Call it the Ben Watson effect. Jimmy Graham leaves New Orleans and suddenly Ben Watson is catching nearly 80% of his passes and going for 12 yards per catch when prior to this year, Watson was at a 55% catch rate with 11.5 yards per catch. If that seems like a pedestrian bump in yards per catch, just realize that Watson spent the first six years of his career in New England, where they know how to use tight ends pretty well, too.

Money

Bennett hits free agency in 2017, and he currently has a contract worth a little over $5 million a year; his cap hit this year is $6,125,000. That puts him in the same league as Jason Witten, Dennis Pitta, and Greg Olsen—all of whom have a cap hit between $6.1 million and $6.3 million. Next year, Bennett’s cap hit will go up a bit to $6.3 million (Olsen’s will actually go down closer to $5 mil), but that will put him 11th on the tight end money scale.

Zach Miller is currently signed for $660,000 this year, and while resigning him could be a more expensive proposition, it is unlikely to be as expensive of an endeavor as hanging on to Bennett would be. For that matter, at least twenty teams are paying their tight end less than we are paying Bennett, and while Chicago is getting good production out of him, we certainly aren’t getting Greg Olsen-level production.

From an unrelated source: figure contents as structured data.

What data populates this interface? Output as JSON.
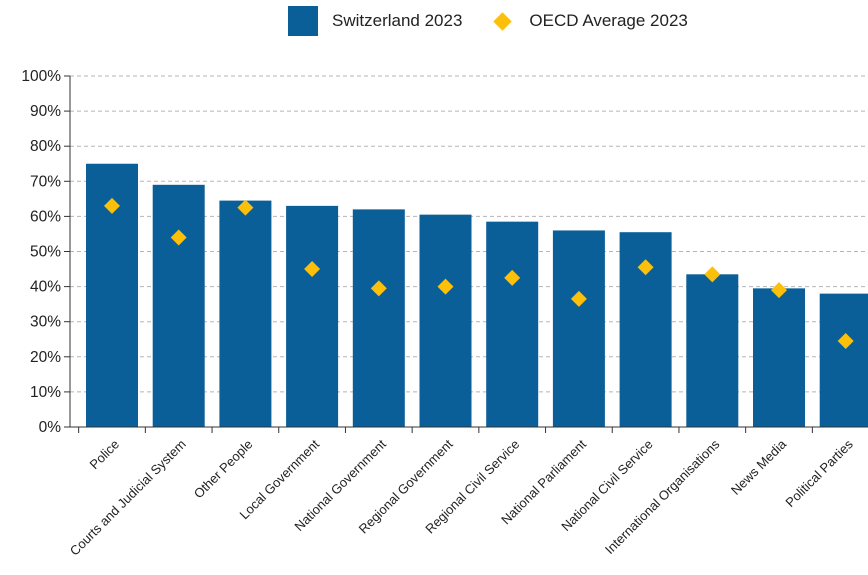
{
  "colors": {
    "bar": "#0a5f99",
    "marker": "#fcbf0a",
    "grid": "#b5b5b5",
    "axis": "#333333"
  },
  "legend": {
    "items": [
      {
        "label": "Switzerland 2023",
        "shape": "square"
      },
      {
        "label": "OECD Average 2023",
        "shape": "diamond"
      }
    ]
  },
  "chart_data": {
    "type": "bar",
    "legend_position": "top",
    "grid": true,
    "ylim": [
      0,
      100
    ],
    "y_ticks": [
      0,
      10,
      20,
      30,
      40,
      50,
      60,
      70,
      80,
      90,
      100
    ],
    "y_tick_labels": [
      "0%",
      "10%",
      "20%",
      "30%",
      "40%",
      "50%",
      "60%",
      "70%",
      "80%",
      "90%",
      "100%"
    ],
    "categories": [
      "Police",
      "Courts and Judicial System",
      "Other People",
      "Local Government",
      "National Government",
      "Regional Government",
      "Regional Civil Service",
      "National Parliament",
      "National Civil Service",
      "International Organisations",
      "News Media",
      "Political Parties"
    ],
    "series": [
      {
        "name": "Switzerland 2023",
        "kind": "bar",
        "values": [
          75,
          69,
          64.5,
          63,
          62,
          60.5,
          58.5,
          56,
          55.5,
          43.5,
          39.5,
          38
        ]
      },
      {
        "name": "OECD Average 2023",
        "kind": "marker",
        "values": [
          63,
          54,
          62.5,
          45,
          39.5,
          40,
          42.5,
          36.5,
          45.5,
          43.5,
          39,
          24.5
        ]
      }
    ]
  }
}
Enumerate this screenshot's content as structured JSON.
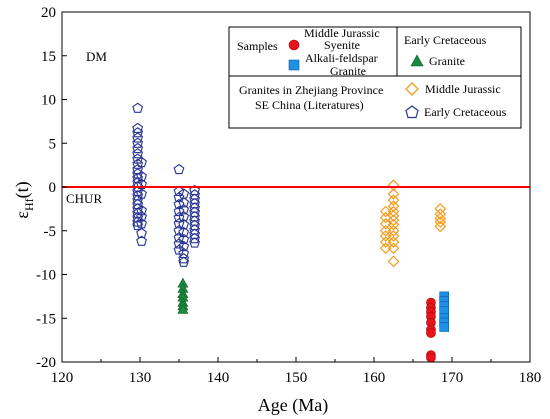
{
  "chart_data": {
    "type": "scatter",
    "xlabel": "Age (Ma)",
    "ylabel_main": "ε",
    "ylabel_sub": "Hf",
    "ylabel_tail": "(t)",
    "xlim": [
      120,
      180
    ],
    "ylim": [
      -20,
      20
    ],
    "x_ticks": [
      120,
      130,
      140,
      150,
      160,
      170,
      180
    ],
    "y_ticks": [
      20,
      15,
      10,
      5,
      0,
      -5,
      -10,
      -15,
      -20
    ],
    "reference_line": {
      "y": 0,
      "color": "#ff0000"
    },
    "annotations": {
      "dm": "DM",
      "chur": "CHUR"
    },
    "legend": {
      "samples_label": "Samples",
      "middle_jurassic_title": "Middle Jurassic",
      "syenite": "Syenite",
      "alkali_feldspar": "Alkali-feldspar",
      "granite_word": "Granite",
      "early_cretaceous_title": "Early Cretaceous",
      "ec_granite": "Granite",
      "lit_line1": "Granites in Zhejiang Province",
      "lit_line2": "SE China (Literatures)",
      "lit_mj": "Middle Jurassic",
      "lit_ec": "Early Cretaceous"
    },
    "series": [
      {
        "name": "Syenite",
        "marker": "circle",
        "color": "#e8141b",
        "points": [
          [
            167.3,
            -13.2
          ],
          [
            167.3,
            -13.8
          ],
          [
            167.3,
            -14.3
          ],
          [
            167.3,
            -14.8
          ],
          [
            167.3,
            -15.5
          ],
          [
            167.3,
            -16.3
          ],
          [
            167.3,
            -16.7
          ],
          [
            167.3,
            -19.2
          ],
          [
            167.3,
            -19.5
          ]
        ]
      },
      {
        "name": "Alkali-feldspar Granite",
        "marker": "square",
        "color": "#1e90e6",
        "points": [
          [
            169.0,
            -12.5
          ],
          [
            169.0,
            -13.0
          ],
          [
            169.0,
            -13.6
          ],
          [
            169.0,
            -14.2
          ],
          [
            169.0,
            -15.0
          ],
          [
            169.0,
            -15.5
          ],
          [
            169.0,
            -16.0
          ]
        ]
      },
      {
        "name": "Granite",
        "marker": "triangle",
        "color": "#1a8c3c",
        "points": [
          [
            135.5,
            -11.0
          ],
          [
            135.5,
            -11.6
          ],
          [
            135.5,
            -12.2
          ],
          [
            135.5,
            -12.6
          ],
          [
            135.5,
            -13.2
          ],
          [
            135.5,
            -13.6
          ],
          [
            135.5,
            -14.0
          ]
        ]
      },
      {
        "name": "Middle Jurassic",
        "marker": "diamond",
        "color": "#f39a1e",
        "points": [
          [
            162.5,
            0.2
          ],
          [
            162.5,
            -0.8
          ],
          [
            162.5,
            -1.5
          ],
          [
            162.5,
            -2.2
          ],
          [
            162.5,
            -2.8
          ],
          [
            162.5,
            -3.3
          ],
          [
            162.5,
            -3.8
          ],
          [
            162.5,
            -4.3
          ],
          [
            162.5,
            -5.0
          ],
          [
            162.5,
            -5.6
          ],
          [
            162.5,
            -6.3
          ],
          [
            162.5,
            -7.0
          ],
          [
            162.5,
            -8.5
          ],
          [
            161.5,
            -2.8
          ],
          [
            161.5,
            -3.5
          ],
          [
            161.5,
            -4.2
          ],
          [
            161.5,
            -5.0
          ],
          [
            161.5,
            -5.6
          ],
          [
            161.5,
            -6.3
          ],
          [
            161.5,
            -7.0
          ],
          [
            168.5,
            -2.5
          ],
          [
            168.5,
            -3.1
          ],
          [
            168.5,
            -3.6
          ],
          [
            168.5,
            -4.0
          ],
          [
            168.5,
            -4.5
          ]
        ]
      },
      {
        "name": "Early Cretaceous",
        "marker": "pentagon",
        "color": "#283592",
        "points": [
          [
            129.7,
            9.0
          ],
          [
            129.7,
            6.7
          ],
          [
            129.7,
            6.2
          ],
          [
            129.7,
            5.6
          ],
          [
            129.7,
            5.0
          ],
          [
            129.7,
            4.4
          ],
          [
            129.7,
            3.8
          ],
          [
            129.7,
            3.2
          ],
          [
            129.7,
            2.6
          ],
          [
            129.7,
            2.0
          ],
          [
            129.7,
            1.5
          ],
          [
            129.7,
            1.0
          ],
          [
            129.7,
            0.5
          ],
          [
            129.7,
            0.0
          ],
          [
            129.7,
            -0.5
          ],
          [
            129.7,
            -1.0
          ],
          [
            129.7,
            -1.5
          ],
          [
            129.7,
            -2.0
          ],
          [
            129.7,
            -2.5
          ],
          [
            129.7,
            -3.0
          ],
          [
            129.7,
            -3.5
          ],
          [
            129.7,
            -4.0
          ],
          [
            129.7,
            -4.4
          ],
          [
            130.2,
            2.8
          ],
          [
            130.2,
            1.2
          ],
          [
            130.2,
            0.3
          ],
          [
            130.2,
            -0.8
          ],
          [
            130.2,
            -2.7
          ],
          [
            130.2,
            -3.4
          ],
          [
            130.2,
            -4.2
          ],
          [
            130.2,
            -5.3
          ],
          [
            130.2,
            -6.2
          ],
          [
            135.0,
            2.0
          ],
          [
            135.0,
            -0.5
          ],
          [
            135.0,
            -1.2
          ],
          [
            135.0,
            -2.0
          ],
          [
            135.0,
            -2.8
          ],
          [
            135.0,
            -3.5
          ],
          [
            135.0,
            -4.2
          ],
          [
            135.0,
            -5.0
          ],
          [
            135.0,
            -5.8
          ],
          [
            135.0,
            -6.5
          ],
          [
            135.0,
            -7.2
          ],
          [
            135.6,
            -0.8
          ],
          [
            135.6,
            -1.8
          ],
          [
            135.6,
            -2.6
          ],
          [
            135.6,
            -3.4
          ],
          [
            135.6,
            -4.3
          ],
          [
            135.6,
            -5.2
          ],
          [
            135.6,
            -6.0
          ],
          [
            135.6,
            -6.8
          ],
          [
            135.6,
            -7.6
          ],
          [
            135.6,
            -8.2
          ],
          [
            135.6,
            -8.6
          ],
          [
            137.0,
            -0.4
          ],
          [
            137.0,
            -0.9
          ],
          [
            137.0,
            -1.4
          ],
          [
            137.0,
            -1.9
          ],
          [
            137.0,
            -2.4
          ],
          [
            137.0,
            -2.9
          ],
          [
            137.0,
            -3.4
          ],
          [
            137.0,
            -3.9
          ],
          [
            137.0,
            -4.4
          ],
          [
            137.0,
            -4.9
          ],
          [
            137.0,
            -5.4
          ],
          [
            137.0,
            -5.9
          ],
          [
            137.0,
            -6.4
          ]
        ]
      }
    ]
  }
}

The difference between what Bennett offers and what Miller offers is not worth a decimal place, but that is essentially what the Bears have right now on the books (at least according to SportTrac and Overthecap).

However, there’s another side to this coin. A lot of teams could use an upgrade at tight end. Cutler is far from the only quarterback who likes having a big threat who can block and catch in traffic. Bennett is signed to a high-value contract, but his contract is less than the cost of Jordan Cameron or Charles Clay (both of whom are in the mid-$7mil/year range with a cap hit over $9mil coming up). In other words, while we have reason to think that Chicago would be okay without Martellus Bennett, there is actually a reason to think that other teams would see Bennett as having some value. He is usually a pretty good tight end, and his baseline performance might offer another team some kind of advantage.

In order to make a trade, you have to have a willing partner, and Martellus Bennett make actually net something of value in return if offered up at the end of the season.

Locker Room Chemistry

There’s a final angle to consider if what happens on the field and what happens in the front office are not enough to persuade you that maybe this should be Bennett’s last season in Chicago, and that’s the intangible, unquantifiable quagmire that is ‘chemistry.’ From the outside looking in, it’s tough to know what kind of a teammate someone really is, but we do have some reference points to use.

Martellus Bennett once got suspended by Marc Trestman for inappropriate behavior. Let that sink in for a moment moment. Next, consider this—he got into a Twitter feud with Kyle Long. Kyle Long. Leave aside any drama he might or might not have with Cutler. Forget about Trestman (I try to do so regularly). Just focus on the fact that Bennett was willing to get into a public spat with one of the most visible and dynamic social leaders of the Chicago Bears. His work ethic has been questioned before, and his attitude certainly leaves something to be desired. These things might hurt his trade value, but probably not enough to make him untradeable. However, Bennett does seem to have an attitude problem.

So, if we put it all together, we have a piece that Pace can move without really hurting the team. Moving him might even make the team better. That sounds like a good candidate for a trade, at least to me.